Найти тему
Театрон

ДРАМАТУРГИЯ УИЛЬЯМА БАТЛЕРА ЙЕЙТСА: 1892–1910. Часть XIV

Мы запускаем «театральный сериал» – каждый месяц новая история. На этот раз сериал будет ирландским. И посвящен он драматургии Уильяма Батлера Йейтса, о которой рассказывает Егор Сидорук.

Уильям Батлер Йейтс
Уильям Батлер Йейтс

Заключение

За представленный в настоящем исследовании период Йейтс ввёл в свою драматургию весь круг духовных проблем, которые продолжали волновать его в течение всей жизни. Можно выделить три основные темы.

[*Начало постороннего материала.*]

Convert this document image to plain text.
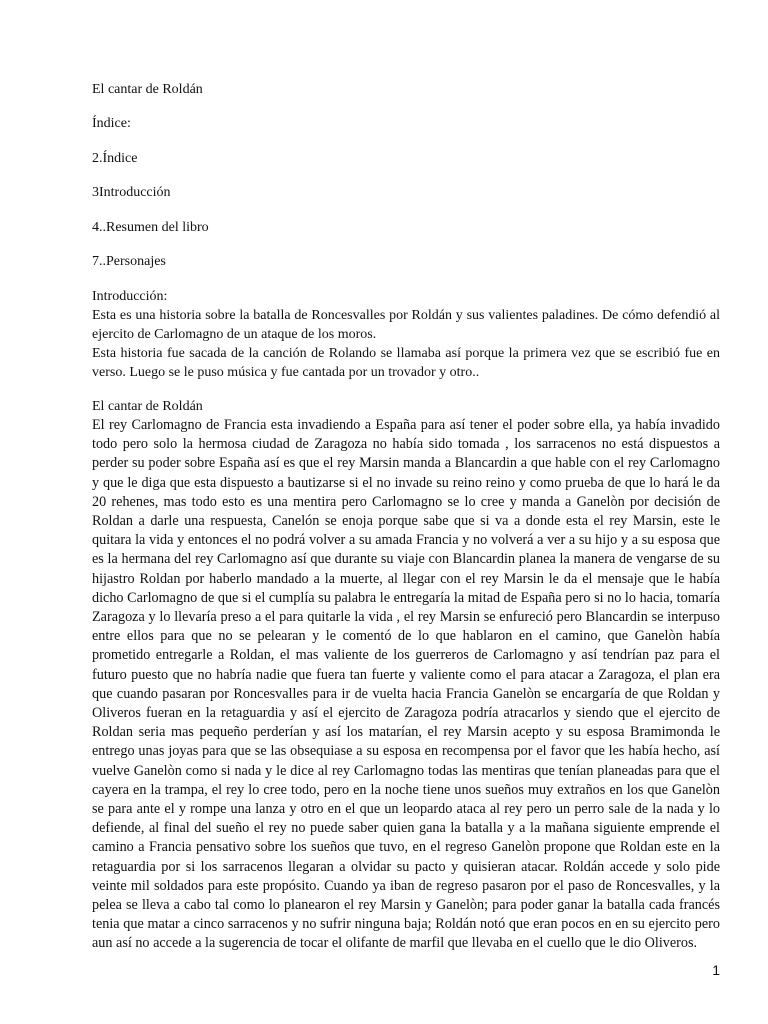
El cantar de Roldán

Índice:

2.Índice

3Introducción

4..Resumen del libro

7..Personajes

Introducción:

Esta es una historia sobre la batalla de Roncesvalles por Roldán y sus valientes paladines. De cómo defendió al ejercito de Carlomagno de un ataque de los moros.

Esta historia fue sacada de la canción de Rolando se llamaba así porque la primera vez que se escribió fue en verso. Luego se le puso música y fue cantada por un trovador y otro..

El cantar de Roldán

El rey Carlomagno de Francia esta invadiendo a España para así tener el poder sobre ella, ya había invadido todo pero solo la hermosa ciudad de Zaragoza no había sido tomada , los sarracenos no está dispuestos a perder su poder sobre España así es que el rey Marsin manda a Blancardin a que hable con el rey Carlomagno y que le diga que esta dispuesto a bautizarse si el no invade su reino reino y como prueba de que lo hará le da 20 rehenes, mas todo esto es una mentira pero Carlomagno se lo cree y manda a Ganelòn por decisión de Roldan a darle una respuesta, Canelón se enoja porque sabe que si va a donde esta el rey Marsin, este le quitara la vida y entonces el no podrá volver a su amada Francia y no volverá a ver a su hijo y a su esposa que es la hermana del rey Carlomagno así que durante su viaje con Blancardin planea la manera de vengarse de su hijastro Roldan por haberlo mandado a la muerte, al llegar con el rey Marsin le da el mensaje que le había dicho Carlomagno de que si el cumplía su palabra le entregaría la mitad de España pero si no lo hacia, tomaría Zaragoza y lo llevaría preso a el para quitarle la vida , el rey Marsin se enfureció pero Blancardin se interpuso entre ellos para que no se pelearan y le comentó de lo que hablaron en el camino, que Ganelòn había prometido entregarle a Roldan, el mas valiente de los guerreros de Carlomagno y así tendrían paz para el futuro puesto que no habría nadie que fuera tan fuerte y valiente como el para atacar a Zaragoza, el plan era que cuando pasaran por Roncesvalles para ir de vuelta hacia Francia Ganelòn se encargaría de que Roldan y Oliveros fueran en la retaguardia y así el ejercito de Zaragoza podría atracarlos y siendo que el ejercito de Roldan seria mas pequeño perderían y así los matarían, el rey Marsin acepto y su esposa Bramimonda le entrego unas joyas para que se las obsequiase a su esposa en recompensa por el favor que les había hecho, así vuelve Ganelòn como si nada y le dice al rey Carlomagno todas las mentiras que tenían planeadas para que el cayera en la trampa, el rey lo cree todo, pero en la noche tiene unos sueños muy extraños en los que Ganelòn se para ante el y rompe una lanza y otro en el que un leopardo ataca al rey pero un perro sale de la nada y lo defiende, al final del sueño el rey no puede saber quien gana la batalla y a la mañana siguiente emprende el camino a Francia pensativo sobre los sueños que tuvo, en el regreso Ganelòn propone que Roldan este en la retaguardia por si los sarracenos llegaran a olvidar su pacto y quisieran atacar. Roldán accede y solo pide veinte mil soldados para este propósito. Cuando ya iban de regreso pasaron por el paso de Roncesvalles, y la pelea se lleva a cabo tal como lo planearon el rey Marsin y Ganelòn; para poder ganar la batalla cada francés tenia que matar a cinco sarracenos y no sufrir ninguna baja; Roldán notó que eran pocos en en su ejercito pero aun así no accede a la sugerencia de tocar el olifante de marfil que llevaba en el cuello que le dio Oliveros.

1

Тема напряжённого духовного поиска, который может разрешиться только смертью или, по крайней мере, полным разрывом с привычным образом существования. Тема вырождения человечества от поколения к поколению. И третья – тема женского самопожертвования во имя любви. К ней автор обращался редко, всего дважды за период 1892-1910 гг., и оба раза стали вершинами его драматургического творчества. Графиня Кэтлин – пронзительно-нежный образ милосердия и всепрощения, любви к людям, и Дейрдре – воплощение страсти к мужчине, сжигающей сердце без остатка, обращая его в горький пепел, который разнесёт по всему свету бродяга-ветер, превратив быль в легенду.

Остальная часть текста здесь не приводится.